The Ca2+ signaling network can be divided into four functional units: i) signaling is triggered by a stimulus that generates various Ca2+-mobilizing signals; ii) the latter activate the ON mechanisms that feed Ca2+ into the cytoplasm; iii) Ca2+ functions as a messenger to stimulate numerous Ca2+-sensitive processes; iiii) finally, the OFF mechanisms, composed of pumps and exchangers, remove Ca2+ from the cytoplasm to restore the resting state.

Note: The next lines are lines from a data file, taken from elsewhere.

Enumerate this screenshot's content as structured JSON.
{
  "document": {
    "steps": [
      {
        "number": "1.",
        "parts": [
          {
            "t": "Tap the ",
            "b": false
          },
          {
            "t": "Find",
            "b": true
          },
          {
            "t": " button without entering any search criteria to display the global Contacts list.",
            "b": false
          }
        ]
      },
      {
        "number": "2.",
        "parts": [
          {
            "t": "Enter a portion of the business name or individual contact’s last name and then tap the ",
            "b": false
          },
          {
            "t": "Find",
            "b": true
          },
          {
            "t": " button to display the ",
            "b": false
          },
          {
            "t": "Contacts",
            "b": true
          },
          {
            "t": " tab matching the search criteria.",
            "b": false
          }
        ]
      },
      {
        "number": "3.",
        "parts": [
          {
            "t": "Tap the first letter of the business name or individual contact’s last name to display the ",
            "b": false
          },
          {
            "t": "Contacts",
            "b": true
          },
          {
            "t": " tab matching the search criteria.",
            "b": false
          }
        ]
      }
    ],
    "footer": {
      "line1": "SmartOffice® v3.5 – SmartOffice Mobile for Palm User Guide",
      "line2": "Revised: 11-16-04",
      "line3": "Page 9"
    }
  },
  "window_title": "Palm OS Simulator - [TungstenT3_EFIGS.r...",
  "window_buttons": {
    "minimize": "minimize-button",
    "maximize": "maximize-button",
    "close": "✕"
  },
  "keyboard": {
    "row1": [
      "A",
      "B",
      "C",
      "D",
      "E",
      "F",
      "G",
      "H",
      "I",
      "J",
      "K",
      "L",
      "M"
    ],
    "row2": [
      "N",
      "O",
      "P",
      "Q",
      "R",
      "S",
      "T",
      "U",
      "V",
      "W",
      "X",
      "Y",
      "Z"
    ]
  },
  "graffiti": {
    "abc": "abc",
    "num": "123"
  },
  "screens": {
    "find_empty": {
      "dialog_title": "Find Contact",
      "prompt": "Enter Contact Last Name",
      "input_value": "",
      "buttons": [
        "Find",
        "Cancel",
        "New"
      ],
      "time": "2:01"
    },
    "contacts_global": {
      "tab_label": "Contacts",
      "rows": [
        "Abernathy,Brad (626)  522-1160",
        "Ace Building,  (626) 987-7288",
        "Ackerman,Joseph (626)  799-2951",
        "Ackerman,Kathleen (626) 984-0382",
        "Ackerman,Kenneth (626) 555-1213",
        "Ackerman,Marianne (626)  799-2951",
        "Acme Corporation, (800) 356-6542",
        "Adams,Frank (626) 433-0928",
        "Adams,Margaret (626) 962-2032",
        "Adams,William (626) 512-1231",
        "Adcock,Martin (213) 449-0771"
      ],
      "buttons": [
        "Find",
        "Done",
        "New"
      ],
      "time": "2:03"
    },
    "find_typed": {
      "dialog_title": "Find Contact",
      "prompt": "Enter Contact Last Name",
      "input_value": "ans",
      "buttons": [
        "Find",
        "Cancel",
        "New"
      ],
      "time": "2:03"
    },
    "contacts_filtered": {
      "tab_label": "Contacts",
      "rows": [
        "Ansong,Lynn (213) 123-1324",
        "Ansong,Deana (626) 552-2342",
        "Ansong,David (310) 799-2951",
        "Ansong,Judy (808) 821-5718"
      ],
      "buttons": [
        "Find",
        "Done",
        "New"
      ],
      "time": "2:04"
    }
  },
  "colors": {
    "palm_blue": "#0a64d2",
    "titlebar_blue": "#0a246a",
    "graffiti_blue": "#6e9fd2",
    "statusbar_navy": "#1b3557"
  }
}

Contractile properties of muscle fibers are dependent on the variable expression of proteins involved in Ca2+-signaling and handling. Molecular diversity of the main proteins in the Ca2+-signaling apparatus (the calcium cycle) largely determines the contraction and relaxation properties of a muscle fiber. The Ca2+-signaling apparatus includes: i) the ryanodine receptor that is the sarcoplasmic reticulum Ca2+ release channel; ii) the troponin protein complex that mediates the Ca2+ effect to the myofibrillar structures leading to contraction; iii) the Ca2+ pump responsible for Ca2+ reuptake into the sarcoplasmic reticulum; iiii) calsequestrin, the Ca2+ storage protein in the sarcoplasmic reticulum. In addition, a multitude of Ca2+-binding proteins is present in muscle tissue including parvalbumin, calmodulin, S100 proteins, annexins, sorcin, myosin light chains, beta-actinin, calcineurin, and calpain. These Ca2+-binding proteins may either exert an important role in Ca2+-triggered muscle contraction under certain conditions or modulate other muscle activities such as protein metabolism, differentiation, and growth. Recently, several Ca2+-signaling and handling molecules have been shown to be altered in muscle diseases. Once cells have been assigned specific jobs, they usually stop proliferating. In many cases, however, such differentiated cells maintain the option of reentering the cell cycle and this usually occurs in response to growth factors. Ca2+ is one of the key regulators of cell proliferation, functioning in conjunction with other signalling pathways such as those regulated through MAPK and phosphatidylinositol-3-OH kinase (PI(3)K).